The initial velocity of motorcycle is \(u = 0\) 

The final velocity of motorcycle is \(v = 26.8\;{\rm{m}}/{\rm{s}}\) 

The deceleration of racer is \(a = 2\;{\rm{m}}/{{\rm{s}}^2}\) 

The time for distance travelled is \(t = 3.90\;{\rm{s}}\) 

The average acceleration of the motorcycle is found by using first equation of motion and distance travelled by third equation of motion.

The average acceleration of motorcycle is given as

\(v = u + at\) 

Here, \(a\) is the average acceleration of motorcycle.

Substitute all the values in the above equation.

\(\begin{array}{c}26.8\;{\rm{m}}/{\rm{s}} = 0 + a\left( {3.90\;{\rm{s}}} \right)\\a = 6.9\;{\rm{m}}/{{\rm{s}}^2}\end{array}\) 

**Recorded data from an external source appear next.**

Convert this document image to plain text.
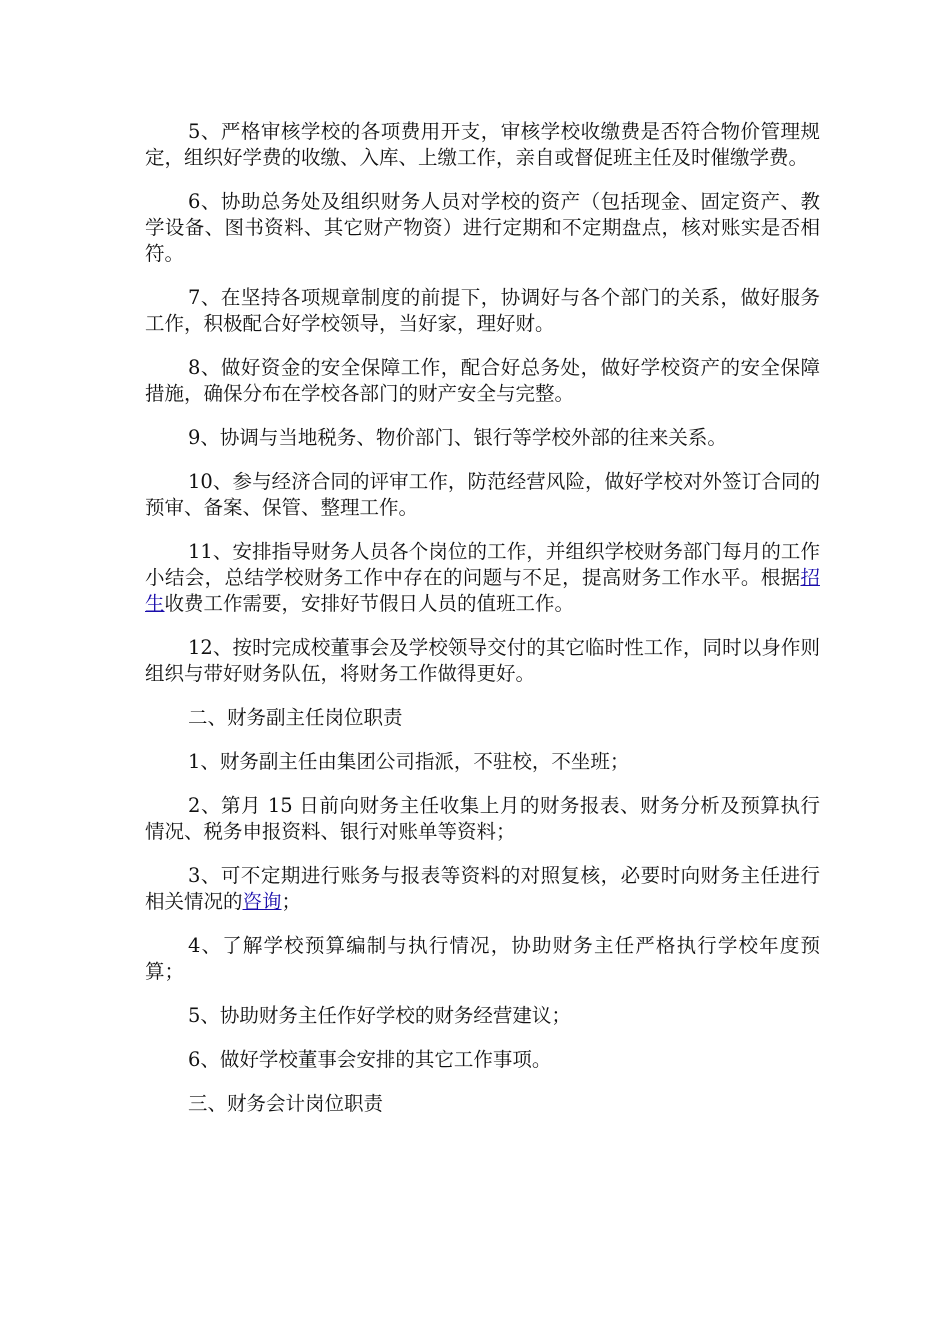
5、严格审核学校的各项费用开支，审核学校收缴费是否符合物价管理规定，组织好学费的收缴、入库、上缴工作，亲自或督促班主任及时催缴学费。

6、协助总务处及组织财务人员对学校的资产（包括现金、固定资产、教学设备、图书资料、其它财产物资）进行定期和不定期盘点，核对账实是否相符。

7、在坚持各项规章制度的前提下，协调好与各个部门的关系，做好服务工作，积极配合好学校领导，当好家，理好财。

8、做好资金的安全保障工作，配合好总务处，做好学校资产的安全保障措施，确保分布在学校各部门的财产安全与完整。

9、协调与当地税务、物价部门、银行等学校外部的往来关系。

10、参与经济合同的评审工作，防范经营风险，做好学校对外签订合同的预审、备案、保管、整理工作。

11、安排指导财务人员各个岗位的工作，并组织学校财务部门每月的工作小结会，总结学校财务工作中存在的问题与不足，提高财务工作水平。根据招生收费工作需要，安排好节假日人员的值班工作。

12、按时完成校董事会及学校领导交付的其它临时性工作，同时以身作则组织与带好财务队伍，将财务工作做得更好。

二、财务副主任岗位职责

1、财务副主任由集团公司指派，不驻校，不坐班；

2、第月 15 日前向财务主任收集上月的财务报表、财务分析及预算执行情况、税务申报资料、银行对账单等资料；

3、可不定期进行账务与报表等资料的对照复核，必要时向财务主任进行相关情况的咨询；

4、了解学校预算编制与执行情况，协助财务主任严格执行学校年度预算；

5、协助财务主任作好学校的财务经营建议；

6、做好学校董事会安排的其它工作事项。

三、财务会计岗位职责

Therefore, the average acceleration of motorcycle is \(6.9\;{\rm{m}}/{{\rm{s}}^2}\).

(b)

The distance travelled by motorcycle is given as

\({v^2} = {u^2} + 2ad\) 

Substitute all the values in the above equation.

\(\begin{array}{c}{\left( {26.8\;{\rm{m}}/{\rm{s}}} \right)^2} = {\left( 0 \right)^2} + 2\left( {6.9\;{\rm{m}}/{{\rm{s}}^2}} \right)d\\d = 52\;{\rm{m}}\end{array}\) 

Therefore, the distance travelled by motorcycle is \(52\;{\rm{m}}\).